Bootstrapping discipline: Never generate training data from a teacher whose inference quality hasn't been verified. The pipeline is: import → eval teacher → generate data → validate data → decontaminate → train student.

12.3 Preference Pair Generation (PMAT-014)

DPO alignment requires preference pairs: (prompt, chosen, rejected) triples where "chosen" is a correct completion and "rejected" is an incorrect one. We generate these from N-sampling eval results.

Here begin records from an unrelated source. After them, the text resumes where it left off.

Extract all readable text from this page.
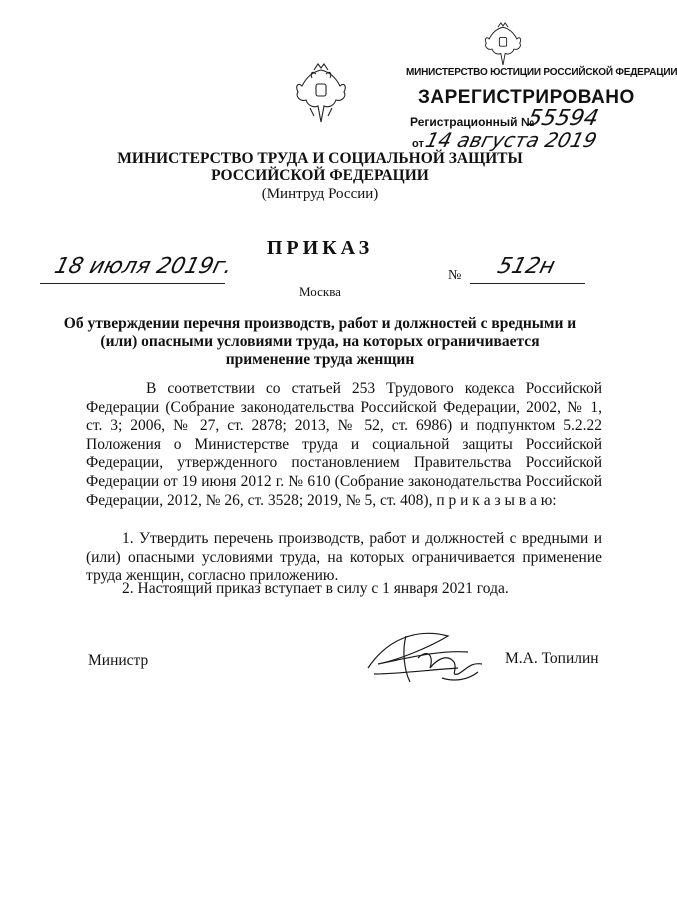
МИНИСТЕРСТВО ЮСТИЦИИ РОССИЙСКОЙ ФЕДЕРАЦИИ
ЗАРЕГИСТРИРОВАНО
Регистрационный №
55594
от 14 августа 2019
МИНИСТЕРСТВО ТРУДА И СОЦИАЛЬНОЙ ЗАЩИТЫ
РОССИЙСКОЙ ФЕДЕРАЦИИ
(Минтруд России)
ПРИКАЗ
18 июля 2019г.	№ 512н
Москва
Об утверждении перечня производств, работ и должностей с вредными и
(или) опасными условиями труда, на которых ограничивается
применение труда женщин
В соответствии со статьей 253 Трудового кодекса Российской Федерации (Собрание законодательства Российской Федерации, 2002, № 1, ст. 3; 2006, № 27, ст. 2878; 2013, № 52, ст. 6986) и подпунктом 5.2.22 Положения о Министерстве труда и социальной защиты Российской Федерации, утвержденного постановлением Правительства Российской Федерации от 19 июня 2012 г. № 610 (Собрание законодательства Российской Федерации, 2012, № 26, ст. 3528; 2019, № 5, ст. 408), п р и к а з ы в а ю:
1. Утвердить перечень производств, работ и должностей с вредными и (или) опасными условиями труда, на которых ограничивается применение труда женщин, согласно приложению.
2. Настоящий приказ вступает в силу с 1 января 2021 года.
Министр	М.А. Топилин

# Step 1: Run N-sampling eval (generates N completions per problem)
make eval-humaneval CHECKPOINT=checkpoints/model.apr NUM_SAMPLES=10 TEMPERATURE=0.8

# Step 2: Generate preference pairs from eval results
make generate-preference-pairs EVAL_WORK_DIR=/tmp/eval-work-dir
# Output: data/preference-pairs.jsonl

# Step 3: Use for DPO training
apr finetune checkpoint.apr --method dpo --data data/preference-pairs.jsonl

Pair generation strategy: For each problem with at least 1 passing and 1 failing sample, create all (passing, failing) pairs. A problem with 3 passing and 7 failing samples produces 21 preference pairs. This maximizes training signal from each eval run.

Expected yield from 164 HumanEval problems at 85% pass@1 (N=10, T=0.8):

~140 problems with at least 1 pass → usable for pairs
~120 problems with mixed pass/fail → source of pairs
~500-1000 preference pairs per eval run

Implementation: scripts/generate-preference-pairs.sh reads the eval work directory, re-tests each sample to classify pass/fail, and outputs JSONL.